Managing director Peter Gelardi apologised to couples in writing yesterday, saying the company’s bank, HSBC, had withdrawn access to Wrapit’s credit and debit card income. The bank’s refusal to support the company any further was the final blow after months of decline in spending fuelled by the credit crunch.
HSBC said it would make sure that the guests who used their credit cards to buy the present would receive a refund, but this would leave the majority who paid by debit card or cheque to lose their money. The only hope to recover their money for this second group would be to register as creditors with the administrator KPMG and start a claims process without any real guarantee of success.

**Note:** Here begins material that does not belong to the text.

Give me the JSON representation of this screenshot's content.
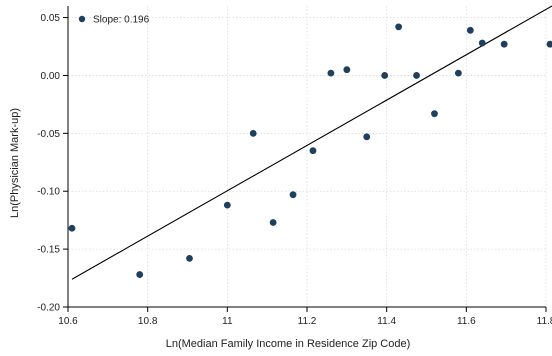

Wrapit’s customers were shocked at the move, some saying they felt horribly guilty because they had chosen the company and their guests’ hard-earned money had been used to pay Wrapit’s debts. Others said they did not really know what to do as they had not taken out wedding insurance, which can sometimes provide cover for suppliers going bust.
“There’s about £3,000 worth of presents of our list bought for us by family and friends and we have received none of it,” Charlie Coney, who got married in June, told the Guardian.
“It sounds prosaic, but these are the sort of things we will spend the rest of our lives using and would have provided memories of who was at our wedding. Now we will have to ask all our guests to get their money back, set up another list and go through it all again.”
In his letter to customers, Mr Gelardi wrote: “HSBC now have it within their power to minimise the pain caused to 2,000 couples – and, probably, 100,000 of their guests – and ensure that no Wrapit customer loses any money and, as things stand, they will not take it.”
A HSBC spokesperson refuted any suggestions that the bank was responsible for Wrapit’s situation: “We did what we could to help Wrapit and it certainly and quite obviously is not in our interests for it to go into administration. Faced with its worsening financial situation we had no other choice.”